Mining development provides tremendous amount of long-term environmental and community degradation all over the world. Often, local communities bear the burden. This article demonstrates how the Bergama environmental network has utilized international environmental treaties with a focus on precautionary principle in order to halt the cyanide-leach Ovacik gold mine project in Turkey. The network has not only operated under the principle of precaution, but it has also defined and illustrated how the precautionary principle could be operationalized and implemented in practice in mining industry. By doing so, the Bergama environmental network developed a model for the operationalization and implementation of the precautionary principle in mining sector. In contrast to risk assessment that focus on the question of what level of contamination is safe, the precautionary approach focus on the question of how to reduce or eliminate the hazards and considers all the possible means of achieving that goal---including forgoing the proposed activity. This network has been promoting precautionary principle instead of risk assessment in mining nationwide. This model can be utilized by other communities dealing with mining developments in order to make the companies and their states to adopt and implement the precautionary principle. This article is based on a larger research project that has been taking place since 2002 on Ovacik gold mine development in Bergama. It relies on data that comes from interviews, focus group discussions with local community residents and field notes as well as books and documents prepared by the network and local newspapers that covered the case extensively.

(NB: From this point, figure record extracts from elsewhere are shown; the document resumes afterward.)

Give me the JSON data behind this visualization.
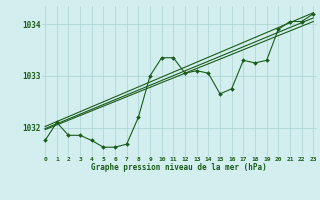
{
  "title": "Graphe pression niveau de la mer (hPa)",
  "xlabel_hours": [
    0,
    1,
    2,
    3,
    4,
    5,
    6,
    7,
    8,
    9,
    10,
    11,
    12,
    13,
    14,
    15,
    16,
    17,
    18,
    19,
    20,
    21,
    22,
    23
  ],
  "pressure_data": [
    1031.75,
    1032.1,
    1031.85,
    1031.85,
    1031.75,
    1031.62,
    1031.62,
    1031.68,
    1032.2,
    1033.0,
    1033.35,
    1033.35,
    1033.05,
    1033.1,
    1033.05,
    1032.65,
    1032.75,
    1033.3,
    1033.25,
    1033.3,
    1033.9,
    1034.05,
    1034.05,
    1034.2
  ],
  "ylim": [
    1031.45,
    1034.35
  ],
  "yticks": [
    1032,
    1033,
    1034
  ],
  "bg_color": "#d2eeee",
  "grid_color": "#aad0d0",
  "line_color": "#1a5c1a",
  "text_color": "#1a5c1a",
  "trend_lines": [
    [
      [
        0,
        23
      ],
      [
        1032.02,
        1034.22
      ]
    ],
    [
      [
        0,
        23
      ],
      [
        1031.98,
        1034.12
      ]
    ],
    [
      [
        0,
        23
      ],
      [
        1031.96,
        1034.05
      ]
    ]
  ]
}
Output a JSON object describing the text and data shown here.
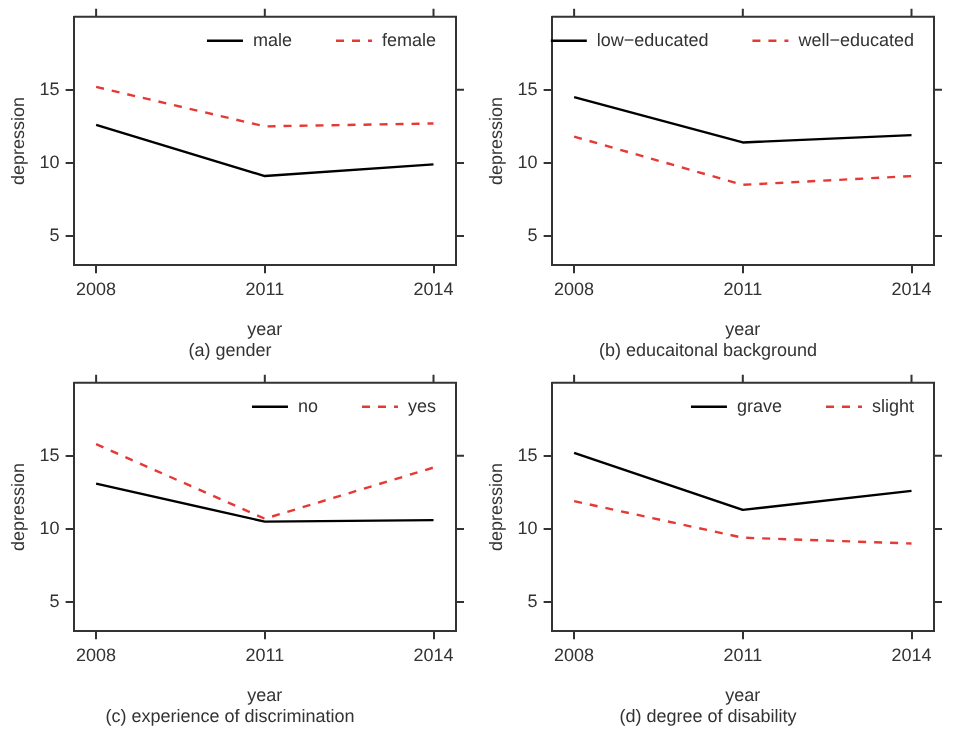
{
  "chart_data": [
    {
      "type": "line",
      "subtitle": "(a) gender",
      "xlabel": "year",
      "ylabel": "depression",
      "x": [
        2008,
        2011,
        2014
      ],
      "xlim": [
        2007.6,
        2014.4
      ],
      "xticks": [
        2008,
        2011,
        2014
      ],
      "ylim": [
        3,
        20
      ],
      "yticks": [
        5,
        10,
        15
      ],
      "legend": "top right",
      "grid": false,
      "series": [
        {
          "name": "male",
          "color": "#000000",
          "line_style": "solid",
          "values": [
            12.6,
            9.1,
            9.9
          ]
        },
        {
          "name": "female",
          "color": "#e53935",
          "line_style": "dashed",
          "values": [
            15.2,
            12.5,
            12.7
          ]
        }
      ]
    },
    {
      "type": "line",
      "subtitle": "(b) educaitonal background",
      "xlabel": "year",
      "ylabel": "depression",
      "x": [
        2008,
        2011,
        2014
      ],
      "xlim": [
        2007.6,
        2014.4
      ],
      "xticks": [
        2008,
        2011,
        2014
      ],
      "ylim": [
        3,
        20
      ],
      "yticks": [
        5,
        10,
        15
      ],
      "legend": "top right",
      "grid": false,
      "series": [
        {
          "name": "low−educated",
          "color": "#000000",
          "line_style": "solid",
          "values": [
            14.5,
            11.4,
            11.9
          ]
        },
        {
          "name": "well−educated",
          "color": "#e53935",
          "line_style": "dashed",
          "values": [
            11.8,
            8.5,
            9.1
          ]
        }
      ]
    },
    {
      "type": "line",
      "subtitle": "(c) experience of discrimination",
      "xlabel": "year",
      "ylabel": "depression",
      "x": [
        2008,
        2011,
        2014
      ],
      "xlim": [
        2007.6,
        2014.4
      ],
      "xticks": [
        2008,
        2011,
        2014
      ],
      "ylim": [
        3,
        20
      ],
      "yticks": [
        5,
        10,
        15
      ],
      "legend": "top right",
      "grid": false,
      "series": [
        {
          "name": "no",
          "color": "#000000",
          "line_style": "solid",
          "values": [
            13.1,
            10.5,
            10.6
          ]
        },
        {
          "name": "yes",
          "color": "#e53935",
          "line_style": "dashed",
          "values": [
            15.8,
            10.7,
            14.2
          ]
        }
      ]
    },
    {
      "type": "line",
      "subtitle": "(d) degree of disability",
      "xlabel": "year",
      "ylabel": "depression",
      "x": [
        2008,
        2011,
        2014
      ],
      "xlim": [
        2007.6,
        2014.4
      ],
      "xticks": [
        2008,
        2011,
        2014
      ],
      "ylim": [
        3,
        20
      ],
      "yticks": [
        5,
        10,
        15
      ],
      "legend": "top right",
      "grid": false,
      "series": [
        {
          "name": "grave",
          "color": "#000000",
          "line_style": "solid",
          "values": [
            15.2,
            11.3,
            12.6
          ]
        },
        {
          "name": "slight",
          "color": "#e53935",
          "line_style": "dashed",
          "values": [
            11.9,
            9.4,
            9.0
          ]
        }
      ]
    }
  ]
}
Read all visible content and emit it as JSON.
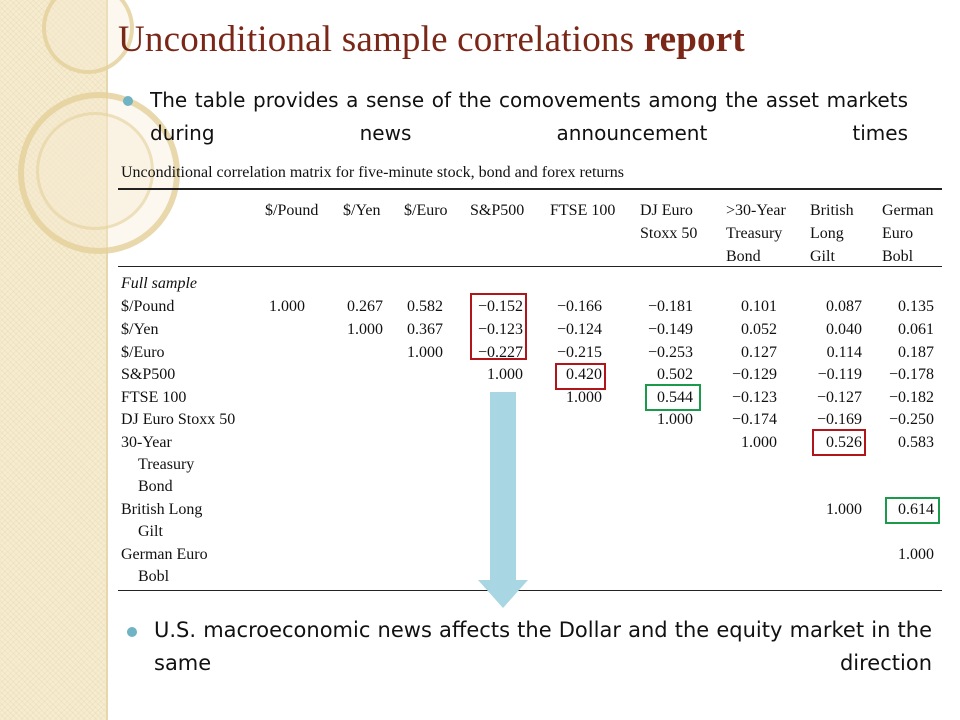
{
  "title": {
    "main": "Unconditional sample correlations",
    "emph": "report"
  },
  "bullets": [
    "The table provides a sense of the comovements among the asset markets during news announcement times",
    "U.S. macroeconomic news affects the Dollar and the equity market in the same direction"
  ],
  "table": {
    "caption": "Unconditional correlation matrix for five-minute stock, bond and forex returns",
    "columns": [
      [
        "$/Pound"
      ],
      [
        "$/Yen"
      ],
      [
        "$/Euro"
      ],
      [
        "S&P500"
      ],
      [
        "FTSE 100"
      ],
      [
        "DJ Euro",
        "Stoxx 50"
      ],
      [
        ">30-Year",
        "Treasury",
        "Bond"
      ],
      [
        "British",
        "Long",
        "Gilt"
      ],
      [
        "German",
        "Euro",
        "Bobl"
      ]
    ],
    "section_label": "Full sample",
    "rows": [
      {
        "label": [
          "$/Pound"
        ],
        "values": [
          "1.000",
          "0.267",
          "0.582",
          "−0.152",
          "−0.166",
          "−0.181",
          "0.101",
          "0.087",
          "0.135"
        ]
      },
      {
        "label": [
          "$/Yen"
        ],
        "values": [
          "",
          "1.000",
          "0.367",
          "−0.123",
          "−0.124",
          "−0.149",
          "0.052",
          "0.040",
          "0.061"
        ]
      },
      {
        "label": [
          "$/Euro"
        ],
        "values": [
          "",
          "",
          "1.000",
          "−0.227",
          "−0.215",
          "−0.253",
          "0.127",
          "0.114",
          "0.187"
        ]
      },
      {
        "label": [
          "S&P500"
        ],
        "values": [
          "",
          "",
          "",
          "1.000",
          "0.420",
          "0.502",
          "−0.129",
          "−0.119",
          "−0.178"
        ]
      },
      {
        "label": [
          "FTSE 100"
        ],
        "values": [
          "",
          "",
          "",
          "",
          "1.000",
          "0.544",
          "−0.123",
          "−0.127",
          "−0.182"
        ]
      },
      {
        "label": [
          "DJ Euro Stoxx 50"
        ],
        "values": [
          "",
          "",
          "",
          "",
          "",
          "1.000",
          "−0.174",
          "−0.169",
          "−0.250"
        ]
      },
      {
        "label": [
          "30-Year",
          "Treasury",
          "Bond"
        ],
        "values": [
          "",
          "",
          "",
          "",
          "",
          "",
          "1.000",
          "0.526",
          "0.583"
        ]
      },
      {
        "label": [
          "British Long",
          "Gilt"
        ],
        "values": [
          "",
          "",
          "",
          "",
          "",
          "",
          "",
          "1.000",
          "0.614"
        ]
      },
      {
        "label": [
          "German Euro",
          "Bobl"
        ],
        "values": [
          "",
          "",
          "",
          "",
          "",
          "",
          "",
          "",
          "1.000"
        ]
      }
    ]
  },
  "highlights": [
    {
      "cells": "$/Pound..$/Euro × S&P500",
      "color": "#b0151c"
    },
    {
      "cells": "S&P500 × FTSE 100",
      "color": "#b0151c"
    },
    {
      "cells": "FTSE 100 × DJ Euro Stoxx 50",
      "color": "#1a9a4a"
    },
    {
      "cells": "30-Year Treasury Bond × British Long Gilt",
      "color": "#b0151c"
    },
    {
      "cells": "British Long Gilt × German Euro Bobl",
      "color": "#1a9a4a"
    }
  ],
  "colors": {
    "title": "#7a2718",
    "bullet": "#6fb3c4",
    "arrow": "#a9d6e3",
    "band": "#f6ecd0"
  }
}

Maden işletmeciliği dünyada doğal çevre ve o çevrede yaşayan insan toplulukları üzerinde uzun vadeli yıkımlara neden olmuştur. Sıklıkla, yerel topluluklar bu işin negatif sonuçlarına katlanmak zorunda kalmışlardır. Bu makale, Turkiye‟de Ovacık altın madeni projesini durdurmak için Bergama çevre ağının ihtiyat ilkesini bünyesinde bulunduran uluslararası çevre anlaşmalarını nasıl kullandıklarını analiz etmektedir. Bu ağ sadece ihtiyat ilkesini baz alarak hareket etmekle kalmamış, fakat aynı zamanda maden sektöründe bu ilkenin ne şekilde operationaze edilebileceğini ve uygulanabileceğini tanımlamış ve göstermiştir. Bu şekilde, bu ağ maden sektöründe ihtiyat ilkesinin uygulamasına yönelik bir model geliştirmiştir. Ne kadar kirlilik tehlikesizdir sorusu üzerine yoğunlaşan risk değerlendirmesi methodunun tersine, ihtiyat ilkesi tehlike ne şekilde azaltılır veya yok edilir sorusu üzerine yoğunlaşır ve bu amaca ulaşmak için önerilen projenin iptalini de içine alan bütün yollara başvurur. Bergama çevre ağı tarafından geliştirilen bu model maden işletmeciliği ile karşı karşıya bırakılmış diğer topluluklar tarafından kullanılabilir. Bu makale 2002 den beri devam eden daha geniş kapsamlı bir proje çalışmasın ürünüdür. Bu makalede yerel halk ile yapılan görüşmeler, focus grup konuşmaları, saha çalışması sırasında kaydedilen notlar, bu ağ tarafından hazırlanmış doküman ve kitaplar ve yerel gazetelerden toplanan veriler kullanılmıştır.